Lubango is a fairly big city nestled at the foot of the mountain. We both commented on how much better developed the southern half of Angola is compared to the north. We topped up with fuel again, fearing the price might increase as we moved further south. We also stopped at two little supermarkets to buy some lovely fresh loaves of bread (which we gnawed on while travelling) and some ice-cold drinks! I also bought a whole basket of small tomatoes from a roadside seller for just 50 US cents.
The road deteriorated rapidly after Chibia and became badly potholed, with slightly better sand alternatives running alongside every now and again. It threw any chance of reaching the border today out of the window! Togo and I got to have another walk ahead of Nyathi when Michael decided the going would be a lot easier if he let some air out the tyres and he transferred fuel at the same time.

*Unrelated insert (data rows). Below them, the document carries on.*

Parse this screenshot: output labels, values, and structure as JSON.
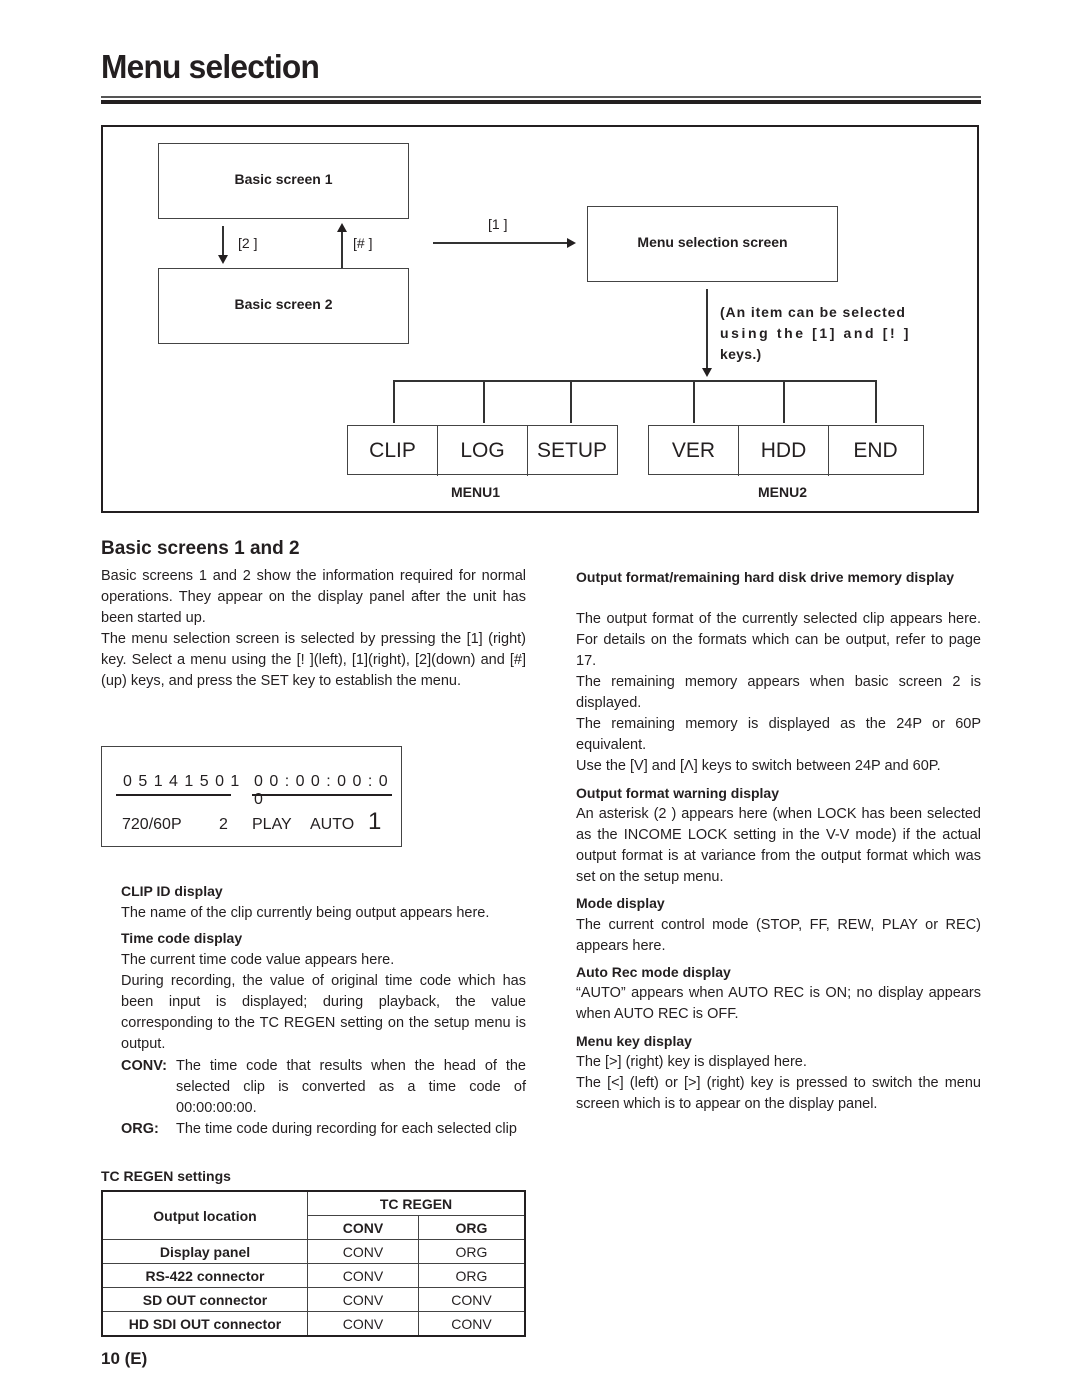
{
  "page": {
    "title": "Menu selection",
    "footer": "10 (E)"
  },
  "diagram": {
    "basic_screen_1": "Basic screen 1",
    "basic_screen_2": "Basic screen 2",
    "key_down": "[2 ]",
    "key_up": "[# ]",
    "key_right": "[1 ]",
    "menu_selection_screen": "Menu selection screen",
    "note_line1": "(An item can be selected",
    "note_line2": "using the [1] and [! ]",
    "note_line3": "keys.)",
    "menu1": {
      "caption": "MENU1",
      "items": [
        "CLIP",
        "LOG",
        "SETUP"
      ]
    },
    "menu2": {
      "caption": "MENU2",
      "items": [
        "VER",
        "HDD",
        "END"
      ]
    }
  },
  "basic_screens": {
    "heading": "Basic screens 1 and 2",
    "para1": "Basic screens 1 and 2 show the information required for normal operations.  They appear on the display panel after the unit has been started up.",
    "para2": "The menu selection screen is selected by pressing the [1] (right) key.  Select a menu using the [! ](left), [1](right), [2](down) and [#](up) keys, and press the SET key to establish the menu."
  },
  "lcd": {
    "clip_id": "0 5 1 4 1 5 0 1",
    "timecode": "0 0 : 0 0 : 0 0 : 0 0",
    "format": "720/60P",
    "warning": "2",
    "mode": "PLAY",
    "auto": "AUTO",
    "menu_key": "1"
  },
  "left_sections": {
    "clip_id_heading": "CLIP ID display",
    "clip_id_text": "The name of the clip currently being output appears here.",
    "timecode_heading": "Time code display",
    "timecode_text1": "The current time code value appears here.",
    "timecode_text2": "During recording, the value of original time code which has been input is displayed; during playback, the value corresponding to the TC REGEN setting on the setup menu is output.",
    "conv_label": "CONV:",
    "conv_text": "The time code that results when the head of the selected clip is converted as a time code of 00:00:00:00.",
    "org_label": "ORG:",
    "org_text": "The time code during recording for each selected clip",
    "tc_regen_heading": "TC REGEN settings"
  },
  "tc_table": {
    "col_output_location": "Output location",
    "col_tc_regen": "TC REGEN",
    "col_conv": "CONV",
    "col_org": "ORG",
    "rows": [
      {
        "location": "Display panel",
        "conv": "CONV",
        "org": "ORG"
      },
      {
        "location": "RS-422 connector",
        "conv": "CONV",
        "org": "ORG"
      },
      {
        "location": "SD OUT connector",
        "conv": "CONV",
        "org": "CONV"
      },
      {
        "location": "HD SDI OUT connector",
        "conv": "CONV",
        "org": "CONV"
      }
    ]
  },
  "right_sections": {
    "output_format_heading": "Output format/remaining hard disk drive memory display",
    "output_format_text1": "The output format of the currently selected clip appears here.  For details on the formats which can be output, refer to page 17.",
    "output_format_text2": "The remaining memory appears when basic screen 2 is displayed.",
    "output_format_text3": "The remaining memory is displayed as the 24P or 60P equivalent.",
    "output_format_text4": "Use the [V] and [Λ] keys to switch between 24P and 60P.",
    "warning_heading": "Output format warning display",
    "warning_text": "An asterisk (2 ) appears here (when LOCK has been selected as the INCOME LOCK setting in the V-V mode) if the actual output format is at variance from the output format which was set on the setup menu.",
    "mode_heading": "Mode display",
    "mode_text": "The current control mode (STOP, FF, REW, PLAY or REC) appears here.",
    "autorec_heading": "Auto Rec mode display",
    "autorec_text": "“AUTO” appears when AUTO REC is ON; no display appears when AUTO REC is OFF.",
    "menukey_heading": "Menu key display",
    "menukey_text1": "The [>] (right) key is displayed here.",
    "menukey_text2": "The [<] (left) or [>] (right) key is pressed to switch the menu screen which is to appear on the display panel."
  }
}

After a tiring, bumpy ride we had to look for a campsite and spotted a little tar road off to right. About a hundred metres along it became sand and on the right it opened out into a big clearing, which looked promising. We soon discovered it was a weapons destruction site. There were a number of pits filled with all sorts of weapons and the surrounding earth was littered with exploded debris. Michael and I had a heated debate about whether it was safe to camp there, but eventually agreed that as there were other fresh tyre marks there, plus hundreds of cattle spoor that any mines or other nasties which might be 'found' would have been already.
We spent a quiet evening listening to the noises from nearby villages and shortly before going off to bed a guy called Antonio who lived nearby walked past so we introduced ourselves and asked if was OK to sleep there. He said absolutely no problem, we were welcome, but we should take care as people had come along and stolen some of his bricks for his new house that he was building, which was no more than 10 metres away from where we had parked Nyathi.